1. The land in this case formed part of a jots which originally belonged to one Pacha Bama who mortgaged the entire jote to the defendant on the 30th September 1902. After his death, his widow Batashi surrendered the entire holding to the landlord in January 1903. A portion of the jots, namely, the disputed land, was settled with Dhunda Das by the landlord and the plaintiff claims the disputed portion by purchase of the tenancy of Dhunda Das on the 28th December 1910, The defendant claims the land under a kabala from Batachi, widow of Pacha Bama, executed on the 19th March 1915 in satisfaction of the mortgage which had been executed by Pasha in favour of the defendant.
2. The plaintiff granted a dur-chukani settlement in respect of the land to Batashi and Dhunda Das and in execution of a decree for arrears of rent against them purchased the disputed land. He obtained possession through the Court but did not obtain actual possession, having been dispossessed from the land by the defendant.
3. The suit is, therefore, one for recovery of possession on declaration of the plaintiff's title.
4. In the case of Mohsenuddin v. Bhagaban Chandra 61 Ind. Cas 4(sic)3 : 32 C.L.J. 286 : 25 C.W.N. 29 : 48 C. 605. (2) 27 Ind. Cas. 564 : 19 C.W.N. 268, the Full Bench has held that, when an occupancy raiyat has transferred part of his non-transferable holding, he is not competent to surrender to his landlord the portion so transferred either by surrender of that portion alone or by surrender of the whole, inclusive of such portion.
5. There is no doubt that a parson who has parted with his interest in property, cannot deal with that interest by surrendering it in favour of the landlord and he cannot confer upon the landlord a higher right than he could have passed to any other person by assignment. The interest of the defendant in the disputed property as mortgagee, therefore, cannot be affected by the surrender in favour of the landlord. That is also laid down in Clause (b) of Section 86 of the Bengal Tenancy Act.
6. The learned Pleader for the appellant, however, contends that the surrender in favour of the landlord is wholly invalid and confers no title whatever upon him. We are unable to accept this contention as sound.
7. A surrender by the tenant after he has dealt with a portion of the holding in favour of another parson amounts to no more than an assignment in favour of the landlord. But there is no reason why the landlord should be in a worse position than if the assignee were a third party and why be should not acquire all the interest which was left in the tenant at the date of the surrender.
8. In the present case, at the date of the surrender, Batashi was in possession of the jote and she had a right to it, subject only to the mortgage in favour of the defendant and all the rights she had, she surrendered in favour of the landlord, The landlord thereupon was entitled to possession of the jote and to hold it subject to the rights of the mortgagee.
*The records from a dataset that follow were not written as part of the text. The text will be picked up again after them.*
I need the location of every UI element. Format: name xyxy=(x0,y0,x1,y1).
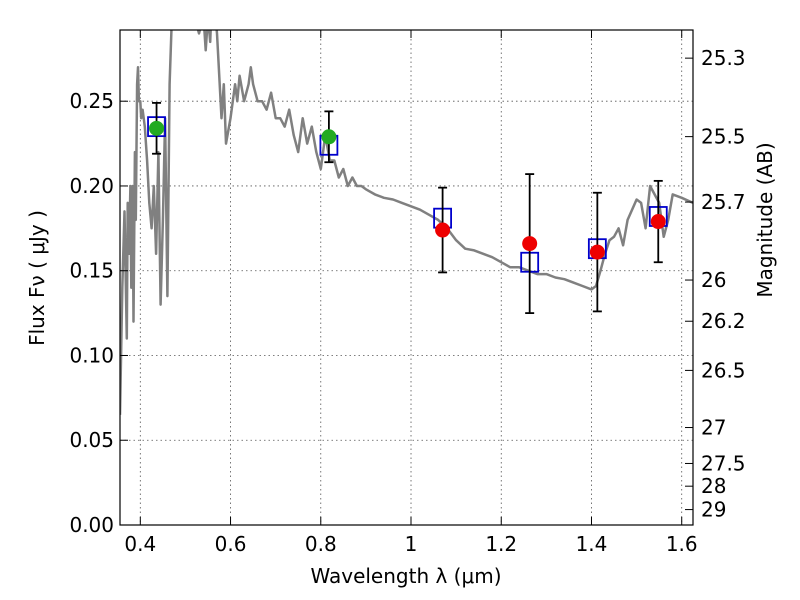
observed-point xyxy=(589,244,605,260)
x-tick-label: 0.8 xyxy=(305,532,337,556)
plot-frame xyxy=(119,29,694,526)
x-tick-label: 1.6 xyxy=(666,532,698,556)
y-tick-label: 0.00 xyxy=(69,513,114,537)
right-axis-label: Magnitude (AB) xyxy=(753,142,777,297)
right-tick-label: 26.5 xyxy=(701,358,746,382)
right-tick-label: 25.7 xyxy=(701,190,746,214)
observed-point xyxy=(321,129,337,145)
x-tick-label: 0.4 xyxy=(124,532,156,556)
grid xyxy=(120,30,693,525)
spectrum-line xyxy=(120,30,693,415)
observed-point xyxy=(435,222,451,238)
right-tick-label: 29 xyxy=(701,498,726,522)
y-axis-label: Flux Fν ( μJy ) xyxy=(25,210,49,346)
y-tick-label: 0.20 xyxy=(69,174,114,198)
observed-points xyxy=(149,101,666,314)
x-axis-label: Wavelength λ (μm) xyxy=(310,564,501,588)
observed-point xyxy=(522,236,538,252)
right-tick-label: 28 xyxy=(701,474,726,498)
right-tick-label: 26.2 xyxy=(701,309,746,333)
y-tick-label: 0.25 xyxy=(69,89,114,113)
y-tick-label: 0.05 xyxy=(69,428,114,452)
x-tick-label: 0.6 xyxy=(215,532,247,556)
right-tick-label: 26 xyxy=(701,268,726,292)
x-tick-label: 1.2 xyxy=(485,532,517,556)
y-tick-label: 0.15 xyxy=(69,259,114,283)
right-tick-label: 27.5 xyxy=(701,451,746,475)
right-tick-label: 27 xyxy=(701,416,726,440)
right-tick-label: 25.3 xyxy=(701,46,746,70)
model-spectrum xyxy=(120,30,693,415)
right-tick-label: 25.5 xyxy=(701,125,746,149)
axis-ticks: 0.4 0.6 0.8 1 1.2 1.4 1.6 0.00 0.05 0.10 0.15 0.20 0… xyxy=(69,30,746,556)
x-tick-label: 1.4 xyxy=(576,532,608,556)
observed-point xyxy=(149,120,165,136)
x-tick-label: 1 xyxy=(405,532,418,556)
observed-point xyxy=(650,214,666,230)
y-tick-label: 0.10 xyxy=(69,343,114,367)
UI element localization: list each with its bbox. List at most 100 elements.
It is true that the defendant obtained possession but he was not a mortgagee in possession. Batashi had no right to convey nor confer any right to possession after the surrender in favour of the landlord in 1905. We are unable, therefore, to hold that the defendant is entitled to resist the claim for possession as against the plaintiff who claims under a settlement from the landlord.
9. The learned Pleader for the appellant has strongly pressed upon us to order the plaintiff to redeem the mortgage in this suit. But, apart from other considerations, the landlord who acquired the equity of redemption under the surrender is not the plaintiff. The plaintiff obtained a settlement of only a portion of the jote, namely, the disputed land from the landlord and we do not see how the plaintiff can be directed to redeem the entire mortgage.
10. The appeal must accordingly be dismissed, We make no order as to costs.